Cosa era accaduto dentro di lui e tra lui e il Dio?
Come mai era sempre scuro il suo volto?
Brunito da un sole sconosciuto e ostile
che lo teneva prigioniero nella sua siccità.
Per questo mi tremò l’intera vita quando mi chiamò,
la sua voce nel pronunciare il mio nome
risuonò come una supplica,
fu un falò che mi incendiò tutte le notti,
poi tacque.
Le parole gli ricaddero in gola
tanto si era sottratto all’andare,
perché davanti a sé aveva la sua colpa
davanti a sé c’ero io fatto cosa, intralcio.
E muto fu il suo gesto madre. Terribile.
La sua mano, quella stessa mano
che aiutava la terra a generare si alzò contro di me,
mi colpì e caddi…
Dov’è tuo fratello?
la risposta di Caino – fu quella che mi uccise.
Non c’è grido, né parola che possa con-tenermi.
Superficie di faglia il mio petto – il cuore roccia frantumata
detriti spigolosi mi scorrono nel sangue, mi graffiano
il corpo da dentro. Li raccolgo, ne metto una manciata
nella tua bocca mio Abele, soffio del mio respiro,
perché il mio cuore batta nella tua morte. Una manciata
l’affido a te Caino mio, primo vagito delle mie viscere,
per la tua erranza, pianto il mio cuore,
intero in ogni suo frammento,
sotto i tuoi piedi perché sia cammino di riconciliazione.
E resto col solo nome a battermi in petto…
Piangi madre dei viventi, piangi i tuoi figli,
piangi il colpevole e piangi l’innocente.
Le tue lacrime e il mio sangue
legati ai minerali della terra divengono i cardini
di questa che d’ora in poi sarà per sempre soglia.
Caino avrà terra e discendenza nella carne
ma io avrò la discendenza in spirito dei giusti e degli innocenti.

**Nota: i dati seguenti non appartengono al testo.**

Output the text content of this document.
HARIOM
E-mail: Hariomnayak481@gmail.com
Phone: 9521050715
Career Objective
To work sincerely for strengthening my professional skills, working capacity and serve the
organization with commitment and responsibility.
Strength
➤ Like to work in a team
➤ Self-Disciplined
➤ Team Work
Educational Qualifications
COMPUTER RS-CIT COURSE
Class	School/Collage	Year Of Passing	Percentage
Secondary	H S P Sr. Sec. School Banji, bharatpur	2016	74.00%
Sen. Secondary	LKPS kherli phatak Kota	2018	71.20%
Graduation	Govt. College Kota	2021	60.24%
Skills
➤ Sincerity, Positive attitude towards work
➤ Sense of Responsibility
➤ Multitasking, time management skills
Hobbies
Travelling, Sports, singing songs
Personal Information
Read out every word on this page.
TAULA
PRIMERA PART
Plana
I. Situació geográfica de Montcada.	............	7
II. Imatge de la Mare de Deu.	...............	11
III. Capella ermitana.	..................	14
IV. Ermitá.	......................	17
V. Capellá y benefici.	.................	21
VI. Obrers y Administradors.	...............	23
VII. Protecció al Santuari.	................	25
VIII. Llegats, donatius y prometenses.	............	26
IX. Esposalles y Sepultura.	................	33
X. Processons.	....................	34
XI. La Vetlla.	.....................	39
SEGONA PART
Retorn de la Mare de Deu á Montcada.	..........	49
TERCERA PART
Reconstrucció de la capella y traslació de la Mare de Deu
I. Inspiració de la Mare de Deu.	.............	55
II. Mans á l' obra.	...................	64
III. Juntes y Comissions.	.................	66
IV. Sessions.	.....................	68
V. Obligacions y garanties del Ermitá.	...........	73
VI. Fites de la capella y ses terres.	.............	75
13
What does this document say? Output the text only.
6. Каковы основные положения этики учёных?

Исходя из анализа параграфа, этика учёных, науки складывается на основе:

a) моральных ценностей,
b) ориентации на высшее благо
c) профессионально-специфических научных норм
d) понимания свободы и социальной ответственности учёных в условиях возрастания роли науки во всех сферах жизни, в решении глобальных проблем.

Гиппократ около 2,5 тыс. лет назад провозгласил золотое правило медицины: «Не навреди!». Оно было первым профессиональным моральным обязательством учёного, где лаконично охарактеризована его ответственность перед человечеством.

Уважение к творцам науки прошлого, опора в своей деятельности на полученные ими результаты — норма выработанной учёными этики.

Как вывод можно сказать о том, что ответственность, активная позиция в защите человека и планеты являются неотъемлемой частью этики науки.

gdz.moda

Sarò colui che non spezza la canna infranta,
non spegne il lucignolo fumante; sarò dei miti e dei pazienti.
Sarò l’essere acerbo che di sé dice
l’imprecisa misura, senza traccia di gesso,
a occhio il taglio perfetto.
Sarò nella lingua del mammifero che lecca via la placenta
e nell’artiglio che la difende.
Sarò nell’occhio al microscopio e nella malattia sconfitta;
nell’equazione risolta; nella lotta del poeta con la parola
e nel verso perfetto; nello sguardo del pittore;
nell’orecchio del musicista.
Sarò nel volo dell’uccello per il nido e la nidiata;
nel granello di sabbia dentro la conchiglia
e nella bellezza della perla; nelle branchie e nei polmoni.
(…)
Sarò il custode e il segno sulla fronte di Caino
– così tu in eterno mi torni fratello, nella mia ferita ti battezzi,
nella mia morte ti reincarni a nuova vita.
Non l’ha creata il Dio la morte.
Arrivò all’ora sesta,
la ingoiammo e quella ci vomitò nel mondo
per un’altra vita nel primogenito
di quelli che risorgono dai morti.
Ora comprendo madre,
attraverso l’oscura chiarità della morte vedo
che all’origine è il dono, l’amore, non il peccato.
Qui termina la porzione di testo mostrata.